Henriette Hansen (7 May 1814 - 20 November 1892), was a Norwegian stage actress, opera singer and ballet dancer. She belonged to the pioneer generation of the first public theatre in Norway, the theatre of Christiania Offentlige Theater in Oslo in 1827. This being the first public stage in Norway, she may be regarded as the first native professional ballet dancer in Norway: the first ballet dancer in Norway was likely the foreign born Christina Doreothea Stuart.

==Biography==
Henriette Hansen was born in Christiania, (now Oslo), Norway. She was the daughter of tradesman Christopher Hansen and Gunhild Jensdatter.

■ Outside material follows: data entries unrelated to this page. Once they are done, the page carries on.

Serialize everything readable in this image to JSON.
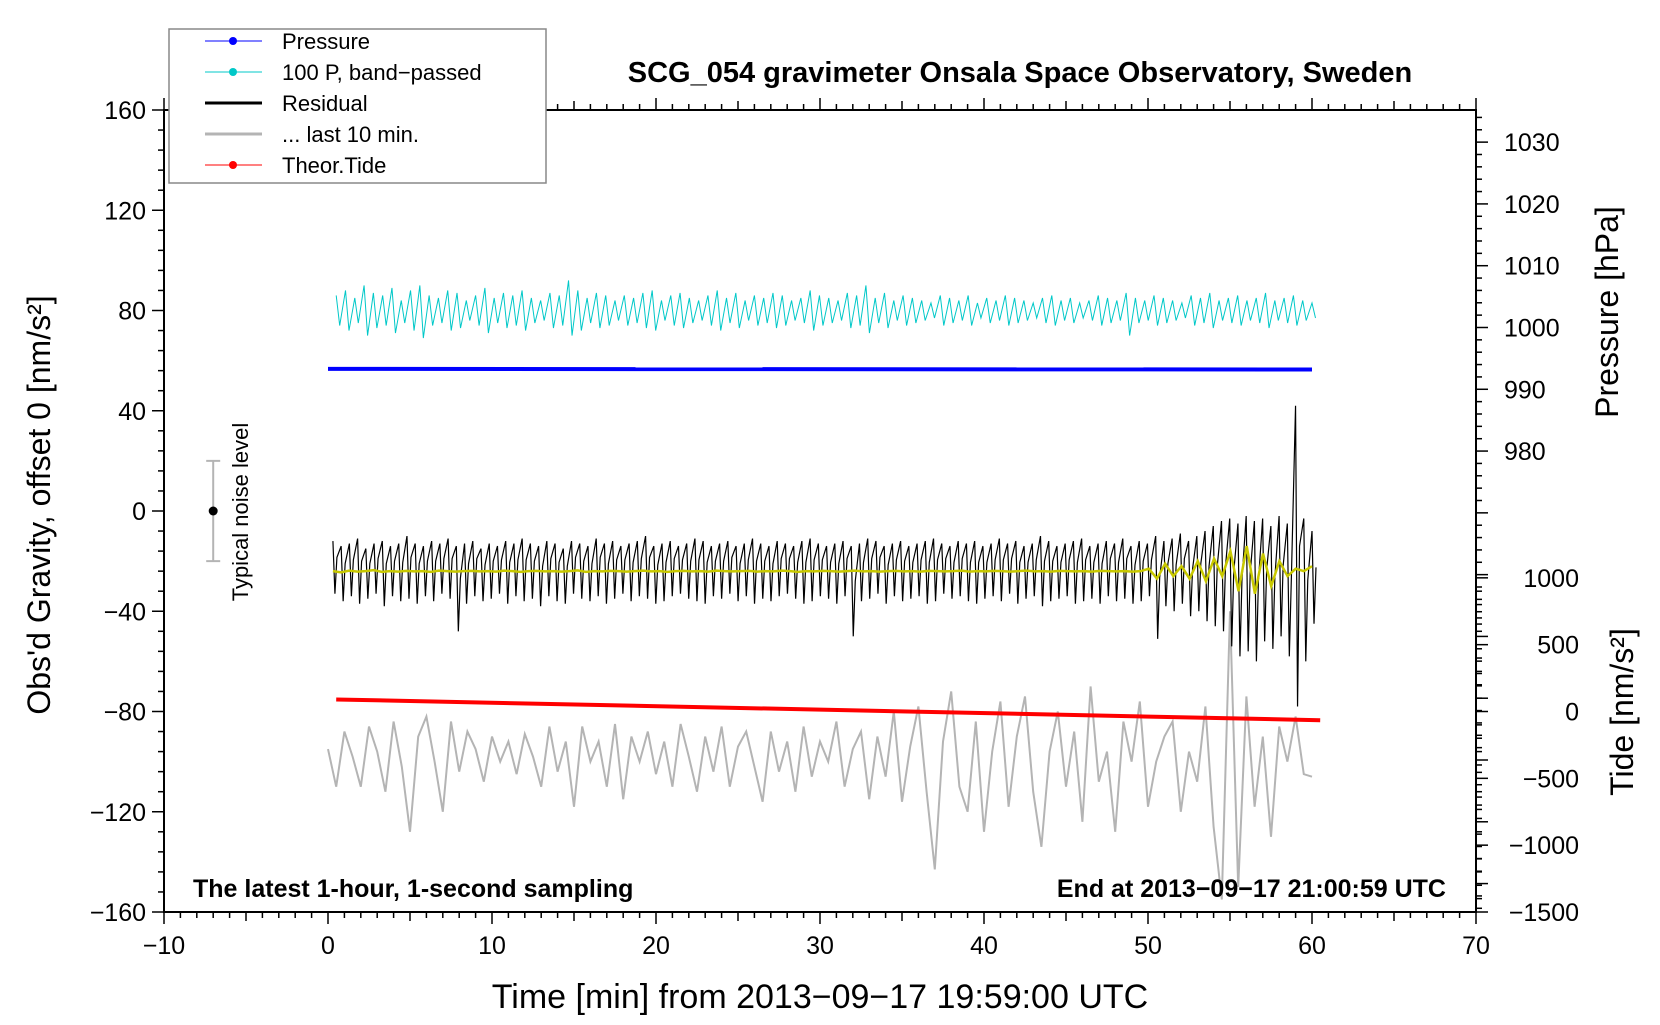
{
  "chart_data": {
    "type": "line",
    "title": "SCG_054 gravimeter Onsala Space Observatory, Sweden",
    "xlabel": "Time [min] from 2013−09−17 19:59:00 UTC",
    "ylabel_left": "Obs'd Gravity, offset 0 [nm/s²]",
    "ylabel_pressure": "Pressure [hPa]",
    "ylabel_tide": "Tide [nm/s²]",
    "xlim": [
      -10,
      70
    ],
    "ylim": [
      -160,
      160
    ],
    "pressure_lim": [
      905.4,
      1035.2
    ],
    "tide_lim": [
      -1500,
      4500
    ],
    "xticks": [
      "−10",
      "0",
      "10",
      "20",
      "30",
      "40",
      "50",
      "60",
      "70"
    ],
    "xtick_values": [
      -10,
      0,
      10,
      20,
      30,
      40,
      50,
      60,
      70
    ],
    "yticks": [
      "−160",
      "−120",
      "−80",
      "−40",
      "0",
      "40",
      "80",
      "120",
      "160"
    ],
    "ytick_values": [
      -160,
      -120,
      -80,
      -40,
      0,
      40,
      80,
      120,
      160
    ],
    "pressure_ticks": [
      "980",
      "990",
      "1000",
      "1010",
      "1020",
      "1030"
    ],
    "pressure_tick_values": [
      980,
      990,
      1000,
      1010,
      1020,
      1030
    ],
    "tide_ticks": [
      "−1500",
      "−1000",
      "−500",
      "0",
      "500",
      "1000"
    ],
    "tide_tick_values": [
      -1500,
      -1000,
      -500,
      0,
      500,
      1000
    ],
    "annotation_left": "The latest 1-hour, 1-second sampling",
    "annotation_right": "End at 2013−09−17 21:00:59 UTC",
    "noise_label": "Typical noise level",
    "noise_bar": {
      "x": -7,
      "center": 0,
      "half_range": 20
    },
    "legend": [
      {
        "label": "Pressure",
        "color": "#0000ff",
        "marker": true
      },
      {
        "label": "100 P, band−passed",
        "color": "#00c8c8",
        "marker": true
      },
      {
        "label": "Residual",
        "color": "#000000",
        "marker": false
      },
      {
        "label": "... last 10 min.",
        "color": "#b4b4b4",
        "marker": false
      },
      {
        "label": "Theor.Tide",
        "color": "#ff0000",
        "marker": true
      }
    ],
    "series": {
      "pressure": {
        "name": "Pressure",
        "color": "#0000ff",
        "unit": "hPa",
        "x": [
          0,
          60
        ],
        "values": [
          993.3,
          993.2
        ]
      },
      "tide": {
        "name": "Theor.Tide",
        "color": "#ff0000",
        "unit": "nm/s2",
        "x": [
          0.5,
          60.5
        ],
        "values": [
          90,
          -65
        ]
      },
      "bandpassed": {
        "name": "100 P, band-passed",
        "color": "#00c8c8",
        "x_range": [
          0.5,
          60
        ],
        "max": [
          86,
          88,
          85,
          90,
          87,
          86,
          89,
          84,
          88,
          90,
          86,
          85,
          88,
          87,
          84,
          86,
          89,
          85,
          87,
          86,
          88,
          85,
          84,
          87,
          86,
          92,
          88,
          85,
          87,
          86,
          84,
          86,
          85,
          87,
          88,
          84,
          86,
          87,
          85,
          84,
          86,
          88,
          85,
          87,
          84,
          86,
          85,
          87,
          86,
          84,
          85,
          88,
          86,
          85,
          84,
          87,
          86,
          90,
          85,
          87,
          84,
          86,
          85,
          84,
          83,
          86,
          85,
          84,
          86,
          83,
          85,
          84,
          86,
          85,
          84,
          83,
          85,
          86,
          84,
          85,
          83,
          84,
          86,
          85,
          84,
          87,
          85,
          84,
          86,
          85,
          84,
          83,
          86,
          85,
          87,
          84,
          85,
          86,
          84,
          85,
          87,
          84,
          85,
          86,
          84,
          83
        ],
        "min": [
          74,
          72,
          75,
          70,
          73,
          74,
          71,
          75,
          72,
          69,
          74,
          75,
          72,
          73,
          76,
          74,
          71,
          75,
          73,
          74,
          72,
          75,
          76,
          73,
          74,
          70,
          72,
          75,
          73,
          74,
          76,
          74,
          75,
          73,
          72,
          76,
          74,
          73,
          75,
          76,
          74,
          72,
          75,
          73,
          76,
          74,
          75,
          73,
          74,
          76,
          75,
          72,
          74,
          75,
          76,
          73,
          74,
          71,
          75,
          73,
          76,
          74,
          75,
          76,
          77,
          74,
          75,
          76,
          74,
          77,
          75,
          76,
          74,
          75,
          76,
          77,
          75,
          74,
          76,
          75,
          77,
          76,
          74,
          75,
          76,
          70,
          75,
          76,
          74,
          75,
          76,
          77,
          74,
          75,
          73,
          76,
          75,
          74,
          76,
          75,
          73,
          76,
          75,
          74,
          76,
          77
        ]
      },
      "residual": {
        "name": "Residual",
        "color": "#000000",
        "x_range": [
          0.3,
          60
        ],
        "max": [
          -12,
          -14,
          -13,
          -11,
          -15,
          -13,
          -12,
          -14,
          -13,
          -10,
          -13,
          -14,
          -12,
          -13,
          -11,
          -14,
          -13,
          -12,
          -15,
          -13,
          -14,
          -12,
          -13,
          -11,
          -13,
          -14,
          -12,
          -13,
          -15,
          -12,
          -13,
          -14,
          -11,
          -13,
          -12,
          -14,
          -13,
          -12,
          -10,
          -14,
          -13,
          -12,
          -14,
          -13,
          -11,
          -12,
          -14,
          -13,
          -12,
          -14,
          -13,
          -11,
          -13,
          -14,
          -12,
          -13,
          -14,
          -12,
          -11,
          -13,
          -14,
          -13,
          -12,
          -14,
          -13,
          -11,
          -12,
          -14,
          -13,
          -12,
          -14,
          -13,
          -12,
          -11,
          -13,
          -14,
          -12,
          -13,
          -12,
          -14,
          -13,
          -11,
          -13,
          -12,
          -14,
          -13,
          -10,
          -12,
          -14,
          -13,
          -12,
          -11,
          -14,
          -13,
          -12,
          -13,
          -11,
          -14,
          -12,
          -13,
          -10,
          -12,
          -11,
          -9,
          -12,
          -10,
          -8,
          -6,
          -4,
          -3,
          -5,
          -2,
          -4,
          -3,
          -6,
          -2,
          -5,
          42,
          -3,
          -8
        ],
        "min": [
          -33,
          -36,
          -34,
          -37,
          -35,
          -33,
          -38,
          -34,
          -36,
          -35,
          -37,
          -34,
          -36,
          -33,
          -35,
          -48,
          -37,
          -34,
          -36,
          -35,
          -33,
          -37,
          -34,
          -36,
          -35,
          -38,
          -34,
          -36,
          -37,
          -33,
          -35,
          -36,
          -34,
          -37,
          -35,
          -33,
          -36,
          -34,
          -35,
          -37,
          -36,
          -34,
          -33,
          -35,
          -36,
          -37,
          -34,
          -35,
          -33,
          -36,
          -34,
          -37,
          -35,
          -36,
          -34,
          -33,
          -35,
          -37,
          -36,
          -34,
          -35,
          -37,
          -34,
          -50,
          -36,
          -35,
          -33,
          -37,
          -34,
          -36,
          -35,
          -34,
          -37,
          -36,
          -33,
          -35,
          -34,
          -36,
          -37,
          -35,
          -34,
          -36,
          -33,
          -37,
          -35,
          -34,
          -38,
          -36,
          -35,
          -34,
          -37,
          -36,
          -35,
          -37,
          -34,
          -36,
          -35,
          -37,
          -36,
          -34,
          -51,
          -38,
          -40,
          -37,
          -42,
          -40,
          -44,
          -46,
          -48,
          -54,
          -58,
          -56,
          -60,
          -52,
          -55,
          -50,
          -58,
          -78,
          -60,
          -45
        ]
      },
      "residual_smoothed": {
        "color": "#c8c800",
        "x_range": [
          0.3,
          60
        ],
        "values": [
          -24,
          -24.5,
          -23.8,
          -24.2,
          -24,
          -23.6,
          -24.3,
          -24,
          -24.2,
          -23.9,
          -24.1,
          -24,
          -24.3,
          -23.8,
          -24,
          -24.2,
          -24,
          -23.9,
          -24.1,
          -24,
          -24.2,
          -23.8,
          -24,
          -24.3,
          -24,
          -23.9,
          -24.1,
          -24,
          -24.2,
          -24,
          -23.7,
          -24.3,
          -24,
          -24.1,
          -23.9,
          -24,
          -24.2,
          -24,
          -23.8,
          -24.1,
          -24,
          -24.3,
          -24,
          -23.9,
          -24.1,
          -24,
          -24.2,
          -23.8,
          -24,
          -24.1,
          -24,
          -23.9,
          -24.2,
          -24,
          -24.1,
          -23.8,
          -24,
          -24.3,
          -24,
          -24.1,
          -23.9,
          -24,
          -24.2,
          -24,
          -23.8,
          -24.1,
          -24,
          -24.2,
          -24,
          -23.9,
          -24.1,
          -24,
          -24.2,
          -23.9,
          -24,
          -24.1,
          -24,
          -23.8,
          -24.2,
          -24,
          -24.1,
          -23.9,
          -24,
          -24.2,
          -24,
          -23.8,
          -24.1,
          -24,
          -24.2,
          -23.9,
          -24,
          -24.1,
          -24,
          -24.2,
          -23.9,
          -24,
          -24.1,
          -24,
          -24.2,
          -24,
          -23,
          -27,
          -21,
          -26,
          -22,
          -27,
          -20,
          -28,
          -19,
          -26,
          -16,
          -32,
          -14,
          -33,
          -17,
          -30,
          -20,
          -26,
          -23,
          -24,
          -22
        ]
      },
      "last10min": {
        "name": "... last 10 min.",
        "color": "#b4b4b4",
        "x_range": [
          0,
          60
        ],
        "values": [
          -95,
          -110,
          -88,
          -98,
          -110,
          -86,
          -96,
          -112,
          -84,
          -102,
          -128,
          -90,
          -82,
          -100,
          -120,
          -84,
          -104,
          -88,
          -95,
          -108,
          -90,
          -100,
          -92,
          -105,
          -89,
          -98,
          -110,
          -86,
          -104,
          -92,
          -118,
          -86,
          -100,
          -92,
          -110,
          -85,
          -115,
          -90,
          -100,
          -88,
          -105,
          -92,
          -110,
          -85,
          -98,
          -112,
          -90,
          -104,
          -86,
          -110,
          -94,
          -88,
          -102,
          -116,
          -88,
          -104,
          -92,
          -112,
          -86,
          -106,
          -92,
          -100,
          -84,
          -110,
          -95,
          -88,
          -115,
          -90,
          -106,
          -80,
          -116,
          -94,
          -78,
          -112,
          -143,
          -92,
          -72,
          -110,
          -120,
          -84,
          -128,
          -96,
          -76,
          -118,
          -90,
          -74,
          -112,
          -134,
          -96,
          -80,
          -110,
          -88,
          -124,
          -70,
          -108,
          -96,
          -128,
          -84,
          -100,
          -76,
          -118,
          -100,
          -90,
          -84,
          -120,
          -96,
          -108,
          -78,
          -126,
          -155,
          -40,
          -150,
          -74,
          -118,
          -90,
          -130,
          -86,
          -100,
          -82,
          -105,
          -106
        ]
      }
    }
  }
}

In Norway, professional theatre was long managed by travelling theatre companies from Denmark and Sweden. In 1827, the first public theatre, which was to be the Christiania Theater, was opened in Oslo by the Swedish actor Johan Peter Strömberg (1773–1834). Strömberg had the ambition to create Norwegian actors.

On the inauguration of the Strömberg theatre on 30 January 1827, a ballet was performed by the Norwegian dancers Henriette Hansen and Andrine (Randine) Christensen, who were described as the foster children of Strömberg, followed by the play Hustrun, translated from Die deutsche Hausfrau by German dramatist August von Kotzebue (1761–1819).

The main parts is believed to have been played by Erike Kirstine Kolstad (1792-1830), and her colleague Boiflin. Henriette Hansen was given very good critic for her talents both within singing, dancing and acting. However, she left the stage in 1831 after her marriage to dramatist and judge Henrik Anker Bjerregaard (1831–1842).